Pra que tanta celeuma sobre a participação social?
03/09/2014
- Opinión
A ganhadora do Nobel Elinor Ostrom provou que bens relevantes
são mais bem geridos por quem é afetado pela gestão
A recente discussão sobre a política de participação social traz consigo uma grande indagação. Por que uma proposta de participação direta, em diferentes instâncias, de formulação de políticas públicas poderia gerar tanta controvérsia?
Controvérsia incompreensível, por razões óbvias. Participação popular nunca se opôs à democracia. É, ao contrário, o seu corolário. Participação popular também nunca se opôs à tomada consequente e bem informada de decisões. É, ao contrário, seu requisito. Não é preciso ir longe nem se valer de exemplos históricos, para demonstrar as duas afirmações.
Quanto à primeira, basta ler o artigo 1º, parágrafo único de nossa Constituição Federal: “Todo poder emana do povo, que o exerce por meio de representantes eleitos ou diretamente, nos termos desta Constituição”. Mas como, aparentemente, essa solene declaração constitucional serve de mera fachada para encobrir a permanente realidade oligárquica, é preciso ir mais longe.
Para demonstrar a ligação entre participação popular e democracia, o mais convincente é identificar sua presença nos sistemas que – para o bem e para o mal – sempre foram o exemplo a ser seguido, no discurso majoritário entre nós. O sistema político norte-americano, sob certos aspectos mais sofrível que o nosso (como a eleição minoritária do presidente Bush, em 2000, demonstrou), usa largamente dos instrumentos de participação popular direta. A maioria dos estados norte-americanos e muitos municípios aplicam políticas de iniciativa popular, ou votadas diretamente pelos cidadãos, em conselhos municipais de caráter não só consultivo, mas também deliberativo.

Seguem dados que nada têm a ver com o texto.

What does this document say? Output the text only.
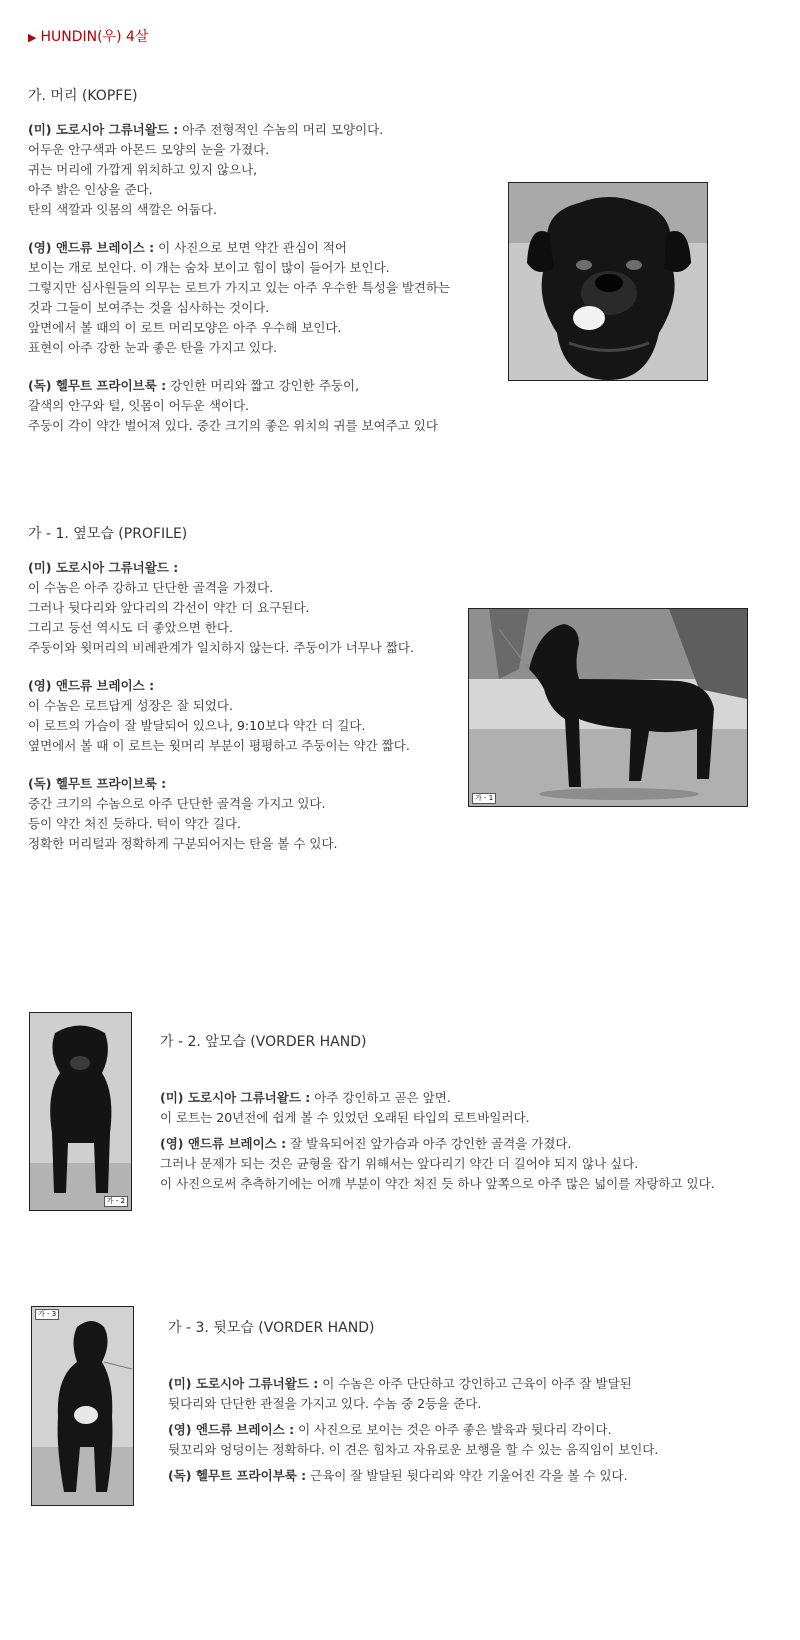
▶ HUNDIN(우) 4살
가. 머리 (KOPFE)
(미) 도로시아 그류너왈드 : 아주 전형적인 수놈의 머리 모양이다.
어두운 안구색과 아몬드 모양의 눈을 가졌다.
귀는 머리에 가깝게 위치하고 있지 않으나,
아주 밝은 인상을 준다.
탄의 색깔과 잇몸의 색깔은 어둡다.
(영) 앤드류 브레이스 : 이 사진으로 보면 약간 관심이 적어
보이는 개로 보인다. 이 개는 숨차 보이고 힘이 많이 들어가 보인다.
그렇지만 심사원들의 의무는 로트가 가지고 있는 아주 우수한 특성을 발견하는
것과 그들이 보여주는 것을 심사하는 것이다.
앞면에서 볼 때의 이 로트 머리모양은 아주 우수해 보인다.
표현이 아주 강한 눈과 좋은 탄을 가지고 있다.
(독) 헬무트 프라이브룩 : 강인한 머리와 짧고 강인한 주둥이,
갈색의 안구와 털, 잇몸이 어두운 색이다.
주둥이 각이 약간 벌어져 있다. 중간 크기의 좋은 위치의 귀를 보여주고 있다
가 - 1. 옆모습 (PROFILE)
(미) 도로시아 그류너왈드 :
이 수놈은 아주 강하고 단단한 골격을 가졌다.
그러나 뒷다리와 앞다리의 각선이 약간 더 요구된다.
그리고 등선 역시도 더 좋았으면 한다.
주둥이와 윗머리의 비례관계가 일치하지 않는다. 주둥이가 너무나 짧다.
(영) 앤드류 브레이스 :
이 수놈은 로트답게 성장은 잘 되었다.
이 로트의 가슴이 잘 발달되어 있으나, 9:10보다 약간 더 길다.
옆면에서 볼 때 이 로트는 윗머리 부분이 평평하고 주둥이는 약간 짧다.
(독) 헬무트 프라이브룩 :
중간 크기의 수놈으로 아주 단단한 골격을 가지고 있다.
등이 약간 처진 듯하다. 턱이 약간 길다.
정확한 머리털과 정확하게 구분되어지는 탄을 볼 수 있다.
가 - 1
가 - 2
가 - 2. 앞모습 (VORDER HAND)
(미) 도로시아 그류너왈드 : 아주 강인하고 곧은 앞면.
이 로트는 20년전에 쉽게 볼 수 있었던 오래된 타입의 로트바일러다.
(영) 앤드류 브레이스 : 잘 발육되어진 앞가슴과 아주 강인한 골격을 가졌다.
그러나 문제가 되는 것은 균형을 잡기 위해서는 앞다리기 약간 더 길어야 되지 않나 싶다.
이 사진으로써 추측하기에는 어깨 부분이 약간 처진 듯 하나 앞쪽으로 아주 많은 넓이를 자랑하고 있다.
가 - 3
가 - 3. 뒷모습 (VORDER HAND)
(미) 도로시아 그류너왈드 : 이 수놈은 아주 단단하고 강인하고 근육이 아주 잘 발달된
뒷다리와 단단한 관절을 가지고 있다. 수놈 중 2등을 준다.
(영) 엔드류 브레이스 : 이 사진으로 보이는 것은 아주 좋은 발육과 뒷다리 각이다.
뒷꼬리와 엉덩이는 정확하다. 이 견은 힘차고 자유로운 보행을 할 수 있는 움직임이 보인다.
(독) 헬무트 프라이부룩 : 근육이 잘 발달된 뒷다리와 약간 기울어진 각을 볼 수 있다.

Quanto à ligação entre participação popular e qualidade das decisões públicas, sua demonstração é ainda mais fácil. Só a proximidade com os interesses administrados produz decisões informadas. Mais do que isso, só essa proximidade ajuda a criar uma população apta a discutir de maneira informada os seus interesses nas esferas próprias. Ainda aqui dois exemplos são relevantes.
O primeiro, acadêmico e prático, chama atenção para o valor puro da participação. A primeira mulher a receber o Prêmio Nobel de Economia (2009), Elinor Ostrom, foi agraciada exatamente por suas pesquisas que demonstraram, entre outras coisas, que bens de grande relevância e valor para a coletividade (o que ela chama de common goods – bens comuns) só podem ser convenientemente geridos, quando submetidos à administração dos próprios grupos afetados pela sua gestão. Os exemplos concretos por ela citados, que vão desde a gestão da pesca no Mar do Norte à autogestão de bairros carentes no Peru, são muito reveladores.
O segundo exemplo da importância da participação social na qualidade das decisões a serem tomadas ocorreu na Alemanha. Lá, desde os anos 60 do século XX, criou-se por lei a obrigatoriedade de participação paritária dos representantes de trabalhadores de grandes empresas no seu órgão decisório (Aufsichtsrat). Os resultados, naquele momento, surpreendentes, marcam a economia alemã até hoje. A participação decisória dos trabalhadores incrementou a qualidade da gestão das empresas, levando à sua profissionalização e ao abandono da tradicional gestão familiar. No nível macroeconômico, estimulou a concentração da maior parte dos investimentos das grandes empresas alemãs no longo prazo (que em muitos casos até hoje geram frutos) e não no curto prazo, voltados a produzir os malfadados lucros exorbitantes e imediatos (fontes da crise econômica global de 2008).
Se a participação popular só faz reforçar a democracia e a qualidade das decisões, pergunta-se: por que tanta celeuma? Há duas explicações possíveis. A primeira, mais simples, mas não necessariamente única, é a do momento político. A infeliz coincidência com o calendário eleitoral teria feito que surgissem críticas de pessoas, órgãos e instituições, que em outro momento jamais se manifestariam contra a participação popular.
A segunda é mais complexa, mas não necessariamente menos verdadeira. O oposto de participação popular não é e nunca foi, como visto, a democracia. É, sim, o domínio das decisões tomadas oligarquicamente pelos grupos minoritários mais influentes, política e economicamente. Assim, podadas as iniciativas de participação popular, as políticas públicas, as leis e os regulamentos continuariam nas mãos dos que sempre detiveram, na sombra, o poder soberano.